One recent example of how our class blinkers can bias our assumptions of barriers to “better” behaviours has been evident in the discussion about behaviour change in times of COVID-19.
Corona and the “opportunity from disruption”
I have read numerous articles on how the disruption from COVID-19 is an opportunity to “nudge” consumers towards a more sustainable future, many of them from a very middle-class perspective. Here’s one to illustrate the “opportunity in disruption of habits” content stream:
Discontinuity is abundant in times of coronavirus. Many of the cues in our environment that usually prompt our habitual responses are missing. The largely automatic process of getting ready to head out for work, initially cued by our alarm, is displaced. Similarly, a colleague who would usually pop past for a chat in the morning is only around virtually, eliminating the usual catch-up and tea break. This is both stressful and tiring, but it is also an opportunity to reimagine ourselves. (Source)
Life has indeed changed but not for everyone — and certainly not to the same degree. Some people’s experience resembles the above passage but it’s mostly about those of us who would normally work in an office because many others have continued to work as usual. A lot of people have also lost their jobs — sustainability will be the last thing on their minds because, much like our new kitchen bin, it has suddenly become a luxury they can’t afford.
Always start by checking your privilege
“Privilege is a hard concept for people to understand because normally when we talk about privilege we imagine unearned riches and tangible benefits for anyone who has it. Privilege is actually more about the absence of inconvenience, the absence of an impediment or challenge, and as such, when you have it, you really don’t notice it. But when it’s absent, it affects everything you do.” (John Amaechi, BBC Bitesize )
When I lived in London, it was difficult to recycle food waste and recycling was another hassle in an already busy, stressful life — especially in a small flat and without a car.
In contrast, my near-frictionless recycling luxury now includes a fancy kitchen bin, a garden compost and a car that allows me to dispose of recycling as often as I want to — it is merely a matter of self-discipline to do it. It might have only been a few years since I shared my small London flat with an orange recycling bag, but it’s a memory I keenly purged as soon as I could. Unlike my younger self, I can now also afford more eco-friendly products and generally close the intention-action gap more effectively by reducing friction for behaviours that align with my values.
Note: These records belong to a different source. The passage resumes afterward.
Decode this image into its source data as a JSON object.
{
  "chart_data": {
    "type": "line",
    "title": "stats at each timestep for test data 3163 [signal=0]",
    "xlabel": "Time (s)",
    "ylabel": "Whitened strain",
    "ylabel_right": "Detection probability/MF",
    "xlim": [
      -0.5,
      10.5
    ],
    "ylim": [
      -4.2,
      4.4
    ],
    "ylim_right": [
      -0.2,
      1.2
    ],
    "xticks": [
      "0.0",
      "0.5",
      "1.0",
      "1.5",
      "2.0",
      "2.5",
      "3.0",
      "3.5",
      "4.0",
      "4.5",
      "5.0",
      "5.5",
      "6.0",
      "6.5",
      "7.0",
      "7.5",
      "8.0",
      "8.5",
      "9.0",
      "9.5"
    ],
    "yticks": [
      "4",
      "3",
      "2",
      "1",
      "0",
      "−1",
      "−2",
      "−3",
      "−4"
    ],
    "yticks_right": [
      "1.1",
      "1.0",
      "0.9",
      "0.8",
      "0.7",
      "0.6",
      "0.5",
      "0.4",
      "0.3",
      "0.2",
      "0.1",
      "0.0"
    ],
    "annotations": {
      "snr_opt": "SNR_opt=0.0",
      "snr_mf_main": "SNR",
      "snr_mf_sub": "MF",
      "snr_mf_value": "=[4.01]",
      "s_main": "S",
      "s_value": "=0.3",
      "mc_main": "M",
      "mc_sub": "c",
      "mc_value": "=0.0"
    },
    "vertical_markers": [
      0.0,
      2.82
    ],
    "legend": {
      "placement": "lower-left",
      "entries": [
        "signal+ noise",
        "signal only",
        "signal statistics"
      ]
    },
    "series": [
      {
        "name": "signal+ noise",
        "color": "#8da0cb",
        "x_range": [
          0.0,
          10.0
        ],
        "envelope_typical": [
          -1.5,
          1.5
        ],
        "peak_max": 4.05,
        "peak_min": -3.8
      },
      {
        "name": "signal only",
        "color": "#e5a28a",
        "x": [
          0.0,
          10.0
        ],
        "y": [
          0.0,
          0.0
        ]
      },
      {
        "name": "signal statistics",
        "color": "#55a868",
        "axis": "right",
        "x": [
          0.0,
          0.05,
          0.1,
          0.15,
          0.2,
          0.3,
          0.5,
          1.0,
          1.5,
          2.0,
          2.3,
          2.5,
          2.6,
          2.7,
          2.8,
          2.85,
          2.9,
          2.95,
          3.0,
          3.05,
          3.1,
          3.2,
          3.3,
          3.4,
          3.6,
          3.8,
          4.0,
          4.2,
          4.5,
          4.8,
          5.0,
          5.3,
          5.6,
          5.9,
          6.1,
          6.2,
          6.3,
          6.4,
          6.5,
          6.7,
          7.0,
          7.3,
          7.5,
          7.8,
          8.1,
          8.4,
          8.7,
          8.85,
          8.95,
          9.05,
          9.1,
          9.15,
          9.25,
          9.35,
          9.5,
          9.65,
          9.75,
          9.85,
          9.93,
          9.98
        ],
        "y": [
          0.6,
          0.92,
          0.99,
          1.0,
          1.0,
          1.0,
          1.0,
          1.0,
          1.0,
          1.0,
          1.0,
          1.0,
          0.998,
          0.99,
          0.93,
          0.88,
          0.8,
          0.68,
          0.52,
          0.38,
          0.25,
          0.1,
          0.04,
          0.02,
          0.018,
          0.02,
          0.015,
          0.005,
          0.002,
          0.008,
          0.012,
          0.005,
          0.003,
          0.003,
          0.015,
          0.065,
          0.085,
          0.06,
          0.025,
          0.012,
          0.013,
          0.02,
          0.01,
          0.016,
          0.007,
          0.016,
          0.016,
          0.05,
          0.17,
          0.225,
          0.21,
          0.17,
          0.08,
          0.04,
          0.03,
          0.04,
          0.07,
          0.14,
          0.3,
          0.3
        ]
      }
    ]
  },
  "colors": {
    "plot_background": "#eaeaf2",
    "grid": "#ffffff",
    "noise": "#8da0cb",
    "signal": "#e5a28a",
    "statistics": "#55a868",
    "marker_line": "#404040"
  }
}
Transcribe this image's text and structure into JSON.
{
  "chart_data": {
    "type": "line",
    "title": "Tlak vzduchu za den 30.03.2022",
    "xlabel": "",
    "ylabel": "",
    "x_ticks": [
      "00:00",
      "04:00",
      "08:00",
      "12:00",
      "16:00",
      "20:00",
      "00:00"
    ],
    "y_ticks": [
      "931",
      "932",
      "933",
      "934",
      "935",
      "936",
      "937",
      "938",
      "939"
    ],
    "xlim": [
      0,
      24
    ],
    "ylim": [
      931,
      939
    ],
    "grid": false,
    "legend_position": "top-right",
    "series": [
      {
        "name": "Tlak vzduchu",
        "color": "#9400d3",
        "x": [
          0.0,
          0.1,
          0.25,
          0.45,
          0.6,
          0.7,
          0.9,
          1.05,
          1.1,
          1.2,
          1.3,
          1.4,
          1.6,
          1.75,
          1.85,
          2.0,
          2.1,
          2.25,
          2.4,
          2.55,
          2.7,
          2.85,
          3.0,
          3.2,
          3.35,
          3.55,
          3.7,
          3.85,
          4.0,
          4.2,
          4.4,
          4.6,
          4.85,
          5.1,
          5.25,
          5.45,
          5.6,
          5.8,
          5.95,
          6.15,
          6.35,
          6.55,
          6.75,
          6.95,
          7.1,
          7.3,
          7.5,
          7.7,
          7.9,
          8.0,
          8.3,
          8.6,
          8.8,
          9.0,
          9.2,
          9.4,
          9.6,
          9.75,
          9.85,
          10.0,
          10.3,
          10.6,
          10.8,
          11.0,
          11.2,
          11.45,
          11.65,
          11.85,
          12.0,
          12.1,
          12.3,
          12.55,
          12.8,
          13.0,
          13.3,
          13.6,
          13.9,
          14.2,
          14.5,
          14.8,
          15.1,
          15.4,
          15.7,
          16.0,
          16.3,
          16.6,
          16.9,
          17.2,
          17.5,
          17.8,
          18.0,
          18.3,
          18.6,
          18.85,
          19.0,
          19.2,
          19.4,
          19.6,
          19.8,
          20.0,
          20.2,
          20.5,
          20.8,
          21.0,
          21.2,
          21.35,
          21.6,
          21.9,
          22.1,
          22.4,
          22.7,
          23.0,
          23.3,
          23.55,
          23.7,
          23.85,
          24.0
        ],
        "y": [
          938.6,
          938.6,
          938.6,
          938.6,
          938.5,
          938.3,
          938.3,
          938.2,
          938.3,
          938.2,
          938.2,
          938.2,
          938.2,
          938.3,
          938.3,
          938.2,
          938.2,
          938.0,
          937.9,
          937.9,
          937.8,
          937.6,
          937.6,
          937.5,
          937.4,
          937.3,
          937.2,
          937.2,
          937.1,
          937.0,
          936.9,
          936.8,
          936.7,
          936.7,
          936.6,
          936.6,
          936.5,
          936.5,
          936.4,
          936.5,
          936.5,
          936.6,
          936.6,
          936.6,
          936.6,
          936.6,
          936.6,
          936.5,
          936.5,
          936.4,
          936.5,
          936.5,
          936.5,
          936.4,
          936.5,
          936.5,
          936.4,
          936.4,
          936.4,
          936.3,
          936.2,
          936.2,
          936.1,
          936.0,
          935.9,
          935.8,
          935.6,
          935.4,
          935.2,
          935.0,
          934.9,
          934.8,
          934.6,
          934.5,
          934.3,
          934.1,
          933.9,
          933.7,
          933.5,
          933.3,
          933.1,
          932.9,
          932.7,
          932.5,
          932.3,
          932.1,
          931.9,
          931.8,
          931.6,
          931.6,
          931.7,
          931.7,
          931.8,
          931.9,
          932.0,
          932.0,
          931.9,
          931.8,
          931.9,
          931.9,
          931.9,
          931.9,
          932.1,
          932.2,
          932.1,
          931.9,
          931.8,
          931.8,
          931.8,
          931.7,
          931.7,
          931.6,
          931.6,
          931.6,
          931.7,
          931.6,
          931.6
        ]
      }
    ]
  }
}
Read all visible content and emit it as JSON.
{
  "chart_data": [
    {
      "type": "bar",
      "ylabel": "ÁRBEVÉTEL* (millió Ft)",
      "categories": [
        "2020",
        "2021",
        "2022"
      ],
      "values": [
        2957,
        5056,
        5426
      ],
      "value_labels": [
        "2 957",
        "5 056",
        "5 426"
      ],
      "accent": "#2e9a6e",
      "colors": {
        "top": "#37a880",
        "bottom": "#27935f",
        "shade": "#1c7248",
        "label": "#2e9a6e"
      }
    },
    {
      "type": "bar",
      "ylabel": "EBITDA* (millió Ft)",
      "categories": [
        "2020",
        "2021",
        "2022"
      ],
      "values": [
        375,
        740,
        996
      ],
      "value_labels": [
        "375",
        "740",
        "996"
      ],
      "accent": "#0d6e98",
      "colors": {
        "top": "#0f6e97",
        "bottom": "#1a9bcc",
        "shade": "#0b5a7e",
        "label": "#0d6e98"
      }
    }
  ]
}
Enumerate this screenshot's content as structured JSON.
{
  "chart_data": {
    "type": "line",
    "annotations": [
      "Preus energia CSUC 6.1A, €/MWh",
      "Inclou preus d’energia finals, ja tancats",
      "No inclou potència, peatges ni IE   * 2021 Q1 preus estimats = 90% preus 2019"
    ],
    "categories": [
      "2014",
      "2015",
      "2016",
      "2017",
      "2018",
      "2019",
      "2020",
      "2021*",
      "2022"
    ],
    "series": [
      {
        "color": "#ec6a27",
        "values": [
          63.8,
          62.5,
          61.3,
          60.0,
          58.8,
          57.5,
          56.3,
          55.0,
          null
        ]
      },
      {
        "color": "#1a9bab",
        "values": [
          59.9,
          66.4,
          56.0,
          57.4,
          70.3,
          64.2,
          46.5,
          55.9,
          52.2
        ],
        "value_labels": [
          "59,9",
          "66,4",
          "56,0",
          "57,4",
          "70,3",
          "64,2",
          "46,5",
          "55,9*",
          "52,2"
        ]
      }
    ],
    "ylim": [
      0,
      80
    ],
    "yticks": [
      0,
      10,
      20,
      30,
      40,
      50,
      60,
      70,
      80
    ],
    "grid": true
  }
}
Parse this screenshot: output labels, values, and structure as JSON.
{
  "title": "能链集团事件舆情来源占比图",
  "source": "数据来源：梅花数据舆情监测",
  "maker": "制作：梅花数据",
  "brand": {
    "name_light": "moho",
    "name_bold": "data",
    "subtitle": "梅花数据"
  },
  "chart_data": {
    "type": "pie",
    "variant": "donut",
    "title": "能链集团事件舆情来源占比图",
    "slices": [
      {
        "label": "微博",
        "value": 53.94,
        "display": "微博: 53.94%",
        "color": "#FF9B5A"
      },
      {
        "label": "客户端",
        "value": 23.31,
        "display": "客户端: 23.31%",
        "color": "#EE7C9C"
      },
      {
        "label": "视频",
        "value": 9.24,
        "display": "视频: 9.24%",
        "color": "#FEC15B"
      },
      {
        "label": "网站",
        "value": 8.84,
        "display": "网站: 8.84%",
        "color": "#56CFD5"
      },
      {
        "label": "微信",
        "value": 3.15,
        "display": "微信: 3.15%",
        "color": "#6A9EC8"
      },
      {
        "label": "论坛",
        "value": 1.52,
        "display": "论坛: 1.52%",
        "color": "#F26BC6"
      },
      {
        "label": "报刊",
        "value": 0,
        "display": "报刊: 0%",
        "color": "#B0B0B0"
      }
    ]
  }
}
Stephanie Land’s stories of living on a budget that could break from even the slightest unexpected cost were eye-opening and, to be honest, humbling. The beautiful houses in our town with sports cars in their driveways encourage upwards comparison and sometimes fool me into thinking my life is actually very modest when in fact I live a life full of invisible privileges.
It’s hard to imagine a life you do not live which is why it’s crucial to start any behaviour change project with a thorough analysis of the context with a framework like COM-B to reduce the blind spots arising from our personal experience — even if they are barriers you cannot influence.
Most importantly, before we attempt to change anyone else’s behaviour we need to start by checking our own privilege.
*N.B. I’m not an expert in sustainability — I’m simply using this topic as an illustration.